Le 20 septembre, la nuit était très-sombre. On voyait à peine à trois pas devant soi. C’était mon tour de garde : je prêtais l’oreille au moindre bruit, et je ne tardai pas à entendre l’herbe agitée ; j’armai ma carabine et je me tins prêt à faire feu. Mon immobilité enhardit mon mystérieux ennemi, et je pus enfin m’assurer que c’était un chien ressemblant fort à nos chiens de bergers ; un second ne tarda pas à le rejoindre, et, selon l’habitude de ces animaux rusés, ils parcoururent le camp avec précaution en ramassant quelques os jetés à terre, puis ils se retirèrent. Pour moi, il n’y avait plus de doute, les Indiens n’étaient pas loin. La nuit se passa toutefois sans autre incident. Au réveil de mes camarades, je leur communiquai mes craintes ; il fut décidé qu’un certain nombre de Mexicains iraient chercher du cuivre, selon la promesse que nous avions faite à M. Zuluaga, et qu’aussitôt après nous sortirions de cette gorge de montagnes.

Pendant que les uns se dirigeaient vers les mines de cuivre, d’autres devaient explorer les bords du cours d’eau, afin d’y chercher de l’or ; nous restâmes trois à garder le camp. Je montai au sommet d’une colline, et j’aperçus un Indien, puis un second bientôt suivi d’un troisième ; ils étaient à cheval et se dirigeaient vers nous.

Je donnai aussitôt l’alarme à mes compagnons en sonnant d’un petit cor d’ivoire.
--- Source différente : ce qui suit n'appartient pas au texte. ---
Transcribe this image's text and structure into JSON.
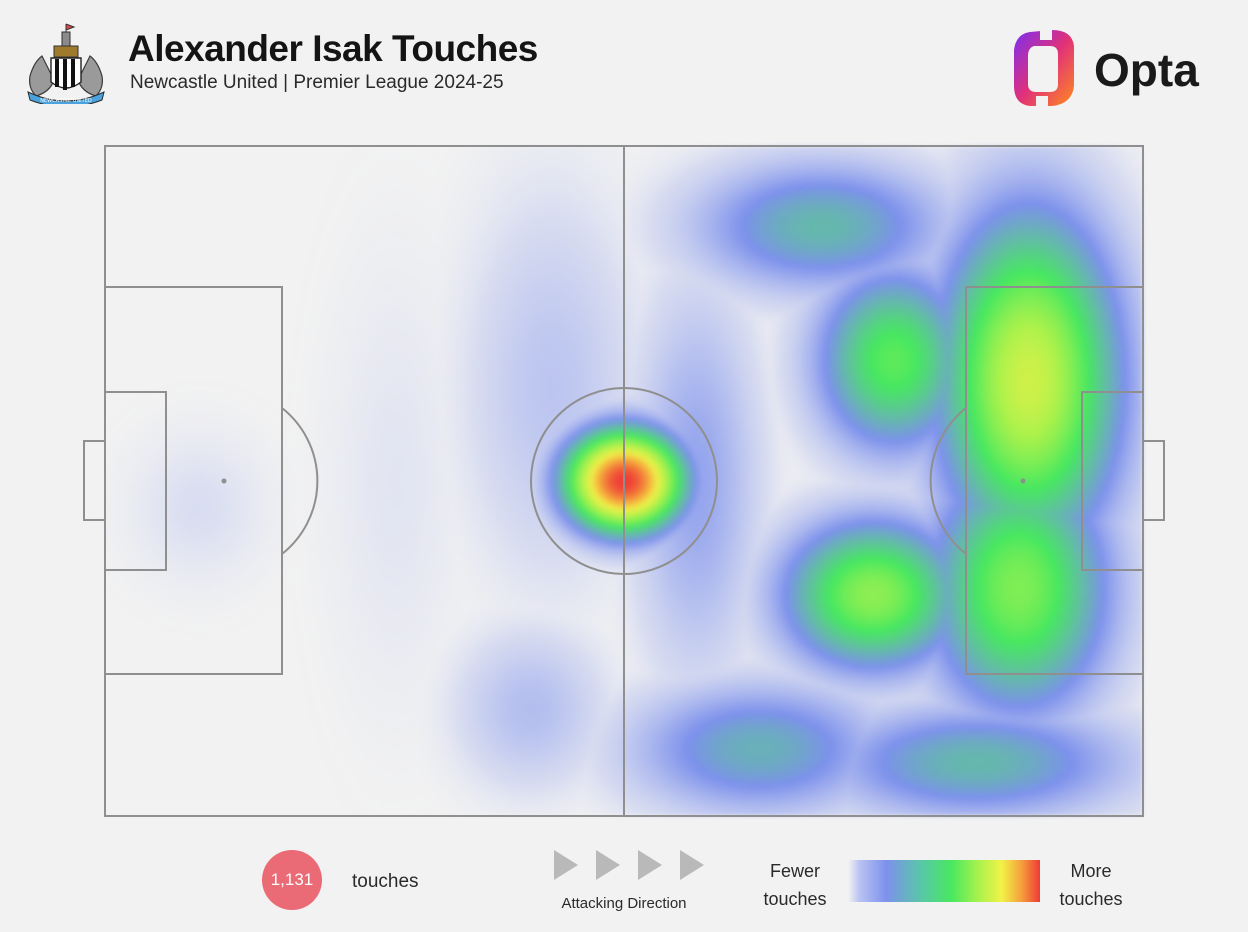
{
  "header": {
    "title": "Alexander Isak Touches",
    "subtitle": "Newcastle United | Premier League 2024-25",
    "brand": "Opta"
  },
  "footer": {
    "total_touches": "1,131",
    "touches_label": "touches",
    "direction_label": "Attacking Direction",
    "legend_low_line1": "Fewer",
    "legend_low_line2": "touches",
    "legend_high_line1": "More",
    "legend_high_line2": "touches"
  },
  "colors": {
    "background": "#f2f2f2",
    "pitch_lines": "#8f8f8f",
    "badge": "#ea6b76",
    "heat_low": "#7d91ec",
    "heat_mid": "#49e860",
    "heat_high": "#ef3a36",
    "opta_gradient_start": "#7b2ff2",
    "opta_gradient_end": "#ff8a1e"
  },
  "chart_data": {
    "type": "heatmap",
    "title": "Alexander Isak Touches",
    "subtitle": "Newcastle United | Premier League 2024-25",
    "total": 1131,
    "pitch": {
      "length": 100,
      "width": 100,
      "attacking_direction": "left-to-right"
    },
    "color_scale": [
      "#f2f2f2",
      "#7d91ec",
      "#49e860",
      "#f2f248",
      "#ef3a36"
    ],
    "density_regions": [
      {
        "x": 50,
        "y": 50,
        "sx": 4.5,
        "sy": 6,
        "intensity": 1.0
      },
      {
        "x": 89,
        "y": 35,
        "sx": 7,
        "sy": 20,
        "intensity": 0.72
      },
      {
        "x": 76,
        "y": 32,
        "sx": 6,
        "sy": 11,
        "intensity": 0.55
      },
      {
        "x": 88,
        "y": 66,
        "sx": 7,
        "sy": 15,
        "intensity": 0.6
      },
      {
        "x": 74,
        "y": 67,
        "sx": 7,
        "sy": 9,
        "intensity": 0.62
      },
      {
        "x": 69,
        "y": 12,
        "sx": 10,
        "sy": 8,
        "intensity": 0.4
      },
      {
        "x": 63,
        "y": 90,
        "sx": 10,
        "sy": 8,
        "intensity": 0.38
      },
      {
        "x": 84,
        "y": 92,
        "sx": 12,
        "sy": 7,
        "intensity": 0.4
      },
      {
        "x": 96,
        "y": 40,
        "sx": 3,
        "sy": 16,
        "intensity": 0.35
      },
      {
        "x": 57,
        "y": 50,
        "sx": 5,
        "sy": 24,
        "intensity": 0.26
      },
      {
        "x": 43,
        "y": 36,
        "sx": 7,
        "sy": 24,
        "intensity": 0.18
      },
      {
        "x": 41,
        "y": 84,
        "sx": 6,
        "sy": 10,
        "intensity": 0.2
      },
      {
        "x": 28,
        "y": 50,
        "sx": 6,
        "sy": 30,
        "intensity": 0.08
      },
      {
        "x": 9,
        "y": 54,
        "sx": 6,
        "sy": 10,
        "intensity": 0.1
      }
    ]
  }
}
Tous ceux qui étaient encore peu éloignés accoururent. Les trois Indiens firent halte et parurent hésiter. En présence de si peu d’ennemis, on me blâma d’avoir donné l’alarme. Mais presqu’au même instant de nombreux Indiens à cheval envahirent la vallée et formèrent une ceinture qui fermait toutes les issues. Ils s’avancèrent avec une tactique militaire remarquable. Notre situation était très-mauvaise ; la défense était presque impossible. Nous étions convaincus que pas un seul de nous n’échapperait, mais nous étions décidés à vendre chèrement nos chevelures.
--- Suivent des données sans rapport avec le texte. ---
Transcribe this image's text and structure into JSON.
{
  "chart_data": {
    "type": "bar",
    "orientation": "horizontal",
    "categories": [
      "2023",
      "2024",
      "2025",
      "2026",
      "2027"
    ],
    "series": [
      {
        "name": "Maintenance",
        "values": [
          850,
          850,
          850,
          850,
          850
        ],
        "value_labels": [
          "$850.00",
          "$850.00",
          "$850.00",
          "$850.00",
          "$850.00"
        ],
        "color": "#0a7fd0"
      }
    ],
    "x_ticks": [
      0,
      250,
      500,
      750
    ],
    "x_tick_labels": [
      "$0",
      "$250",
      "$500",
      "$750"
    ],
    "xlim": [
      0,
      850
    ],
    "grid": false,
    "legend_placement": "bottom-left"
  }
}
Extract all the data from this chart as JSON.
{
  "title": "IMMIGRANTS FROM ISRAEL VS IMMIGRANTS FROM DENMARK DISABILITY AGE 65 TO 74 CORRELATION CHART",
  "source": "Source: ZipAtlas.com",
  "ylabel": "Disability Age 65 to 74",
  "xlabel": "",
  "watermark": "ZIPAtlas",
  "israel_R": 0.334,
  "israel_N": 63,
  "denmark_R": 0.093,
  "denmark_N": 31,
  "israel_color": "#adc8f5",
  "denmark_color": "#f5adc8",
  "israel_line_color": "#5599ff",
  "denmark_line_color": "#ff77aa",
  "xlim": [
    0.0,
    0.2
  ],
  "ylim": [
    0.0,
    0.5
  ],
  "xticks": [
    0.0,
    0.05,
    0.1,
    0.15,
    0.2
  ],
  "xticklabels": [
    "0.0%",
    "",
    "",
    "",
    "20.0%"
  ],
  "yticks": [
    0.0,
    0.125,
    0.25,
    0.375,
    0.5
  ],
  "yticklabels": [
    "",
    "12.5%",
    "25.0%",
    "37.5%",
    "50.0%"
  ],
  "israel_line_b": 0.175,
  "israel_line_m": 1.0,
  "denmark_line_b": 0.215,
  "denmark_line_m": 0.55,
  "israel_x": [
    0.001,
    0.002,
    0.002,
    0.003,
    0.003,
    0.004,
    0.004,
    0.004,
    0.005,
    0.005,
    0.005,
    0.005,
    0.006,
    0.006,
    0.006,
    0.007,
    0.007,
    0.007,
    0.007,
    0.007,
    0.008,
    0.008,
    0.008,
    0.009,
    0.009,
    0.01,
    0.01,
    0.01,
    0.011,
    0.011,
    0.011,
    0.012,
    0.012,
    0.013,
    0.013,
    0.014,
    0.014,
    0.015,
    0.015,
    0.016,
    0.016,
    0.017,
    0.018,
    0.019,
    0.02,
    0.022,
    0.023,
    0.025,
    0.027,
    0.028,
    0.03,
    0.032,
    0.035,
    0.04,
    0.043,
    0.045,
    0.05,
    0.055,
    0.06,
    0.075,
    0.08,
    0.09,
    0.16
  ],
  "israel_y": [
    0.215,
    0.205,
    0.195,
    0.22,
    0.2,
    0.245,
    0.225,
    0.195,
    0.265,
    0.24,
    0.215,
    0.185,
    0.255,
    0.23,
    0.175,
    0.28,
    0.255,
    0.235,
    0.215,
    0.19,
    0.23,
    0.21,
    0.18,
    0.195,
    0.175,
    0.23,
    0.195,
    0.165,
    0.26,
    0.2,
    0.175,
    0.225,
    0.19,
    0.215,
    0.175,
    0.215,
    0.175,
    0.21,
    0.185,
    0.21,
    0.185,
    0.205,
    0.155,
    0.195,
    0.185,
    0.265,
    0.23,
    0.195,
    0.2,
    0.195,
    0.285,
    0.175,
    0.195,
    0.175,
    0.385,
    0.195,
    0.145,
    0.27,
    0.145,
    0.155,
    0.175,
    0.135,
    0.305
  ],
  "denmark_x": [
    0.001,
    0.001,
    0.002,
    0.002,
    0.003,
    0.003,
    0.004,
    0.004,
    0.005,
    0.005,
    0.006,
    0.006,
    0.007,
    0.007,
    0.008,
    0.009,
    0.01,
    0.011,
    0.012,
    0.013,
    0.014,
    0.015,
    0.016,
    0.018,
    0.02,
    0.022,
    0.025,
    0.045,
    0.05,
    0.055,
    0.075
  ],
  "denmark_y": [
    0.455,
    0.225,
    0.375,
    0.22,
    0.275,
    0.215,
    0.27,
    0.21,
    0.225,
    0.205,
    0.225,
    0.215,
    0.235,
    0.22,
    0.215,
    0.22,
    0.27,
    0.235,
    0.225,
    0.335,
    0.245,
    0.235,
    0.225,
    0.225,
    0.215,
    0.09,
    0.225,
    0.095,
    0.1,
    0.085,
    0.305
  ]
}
Pour ralentir la marche des Indiens, nous tirâmes quelques coups de carabine ; la longue portée de nos armes inspira sans doute de la crainte aux Apaches : ils s’arrêtèrent. Nous profitâmes de leur hésitation pour nous barricader et amonceler des pierres, tirant toujours quelques coups auxquels ils ripostèrent. Cependant il fallait ménager notre poudre et ne pas tirer au hasard. Notre domestique nègre tremblait de peur ; notre vieux guide Tatatché se précipitait à genoux priant Dieu en versant des larmes ; d’autres Mexicains métis n’étaient pas moins effrayés et ne reprirent courage qu’avec le secours de l’eau-de-vie mêlée de poudre que nous leur donnâmes à boire à discrétion : nous les employâmes à fondre des balles…
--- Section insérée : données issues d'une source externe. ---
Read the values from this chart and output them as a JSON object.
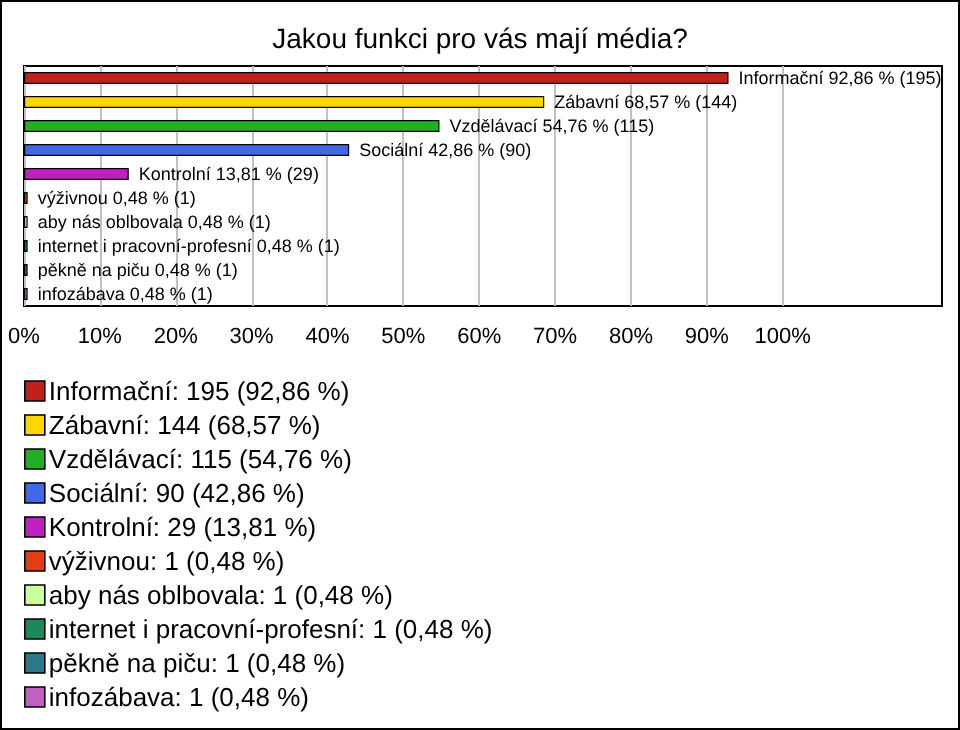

… Les Indiens nous tinrent ainsi en échec pendant trois jours. Nous ne manquions pas de vivres, mais nous n’avions pas d’eau, notre camp étant placé sur un monticule. L’eau-de-vie fut notre seule ressource. Nos bêtes souffrirent cruellement. Quelquefois on se hasardait à aller chercher de l’eau avec des cruches que nous avions emportées du camp où les Apaches avaient été tués ; ce n’était pas sans danger ; ceux qui se dévouaient ainsi étaient le point de mire des Indiens ; personne cependant ne fut atteint.

Tout à coup, les Indiens hissèrent un drapeau parlementaire ; nous répondîmes par un autre drapeau blanc, que nous improvisâmes au moyen d’une chemise attachée à une longue perche. Aussitôt après, deux hommes à cheval s’avancèrent vers nous : l’un d’eux était un Apache d’une vigueur musculaire remarquable, mais dont le visage était d’une laideur et d’une férocité repoussantes ; il paraissait ivre. L’autre était un vieillard à cheveux blancs, dont la physionomie était aussi noble qu’audacieuse ; il était vêtu d’une peau d’antilope ; on reconnaissait en lui un homme habitué à la vie nomade du désert, quoiqu’on pût facilement s’apercevoir qu’il appartenait à la nation espagnole. Souvent de grands mystères éloignent ainsi certains hommes blancs du monde civilisé.

Ce vieillard servait d’interprète aux Indiens. Il nous apprit qu’une caravane avait été reconnue et s’avançait dans la prairie ; assurément un Indien nous eût caché le secours qui nous arrivait et qui avait déterminé nos ennemis à suspendre les hostilités. Cette généreuse confidence nous dicta la conduite que nous avions à tenir.